踊れる麗しき最高知能
穂波たちが、隣り合うデスクに並んで、ティーカップを手に取り、シベリア刑事部長から送られてきたメールについて、話を続けている。
刑事部長というのは、役職の一つで刑事部のトップということ。階級は、県警本部だと上から二つ目の警視長で、一番下の巡査より六つも高くに位置する。

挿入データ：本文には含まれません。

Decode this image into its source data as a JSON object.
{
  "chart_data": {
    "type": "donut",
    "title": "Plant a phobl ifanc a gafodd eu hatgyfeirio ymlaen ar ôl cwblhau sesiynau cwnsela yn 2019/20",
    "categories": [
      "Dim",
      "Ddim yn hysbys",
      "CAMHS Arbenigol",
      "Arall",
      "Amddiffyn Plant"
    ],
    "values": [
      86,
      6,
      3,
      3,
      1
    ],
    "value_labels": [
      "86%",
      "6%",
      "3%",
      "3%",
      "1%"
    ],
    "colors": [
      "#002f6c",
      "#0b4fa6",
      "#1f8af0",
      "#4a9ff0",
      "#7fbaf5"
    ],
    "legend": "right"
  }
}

「でもどうして、自分のような下っ端を、お呼びなのでしょうか?」
「用件が書かれていませんから、どのようなことか、私にも分かりません」
「そうですね」
「あと一点、私は《下っ端》などという言葉を好みません。代わりに、《自分のような立場にある者》と表現する方がよいですよ」
「はい! 今後は気をつけます!」
「ほほほ、よろしい! 実によい返事ですよ、スマホ刑事」
「おそれ入ります……」
穂波は軽く頭を下げた。そして話を続ける。
「一体どのようなお方なのでしょうか?」
「異動になって一週間のスマホ刑事は、知らなくても仕方ありませんね。せっかくの機会ですから、私から、シベリア刑事部長のことを話しておきましょう」
「はい、是非お願いします!」
目を輝かせる穂波である。
一方、ヤマネ刑事が、手に持っていたティーカップを静かに置く。
「シベリア刑事部長は、三十四歳でありながら、刑事部のトップにおられる極めて優秀な警察官僚なのです。ここ神奈川県警察本部の北東の端から南西の端、隅から隅に至る各所において、《踊れる麗しき最高知能》という異名が轟いています」
日本舞踊が得意で美しい容姿、しかもスーパーコンピューターを凌ぐ研ぎ澄まされた頭脳を持つ、非の打ちどころがない女性像を頭に思い描き、穂波は、思わず感嘆の声を発する。
「へえぇー、凄いですねえ!!」
「はい。年齢性別に関係なく、どなたからも敬愛されていらっしゃるのです」
「自分の崇拝するマゴリ先輩も、本当に凄いお方と思って疑いませんけれど、シベリア刑事部長さんも、マゴリ先輩に匹敵するどころか、もっと上に位置するお方なのだと、つくづく思わざるを得ません!」
「その点については同感ですよ。しかし、一点よろしいでしょうか」
「はい?」
「刑事部長に《さん》をつける必要はありません」
「あ、はい。了解しました……」
穂波は、異動してきた日にも、同じように注意されたことを思い出す。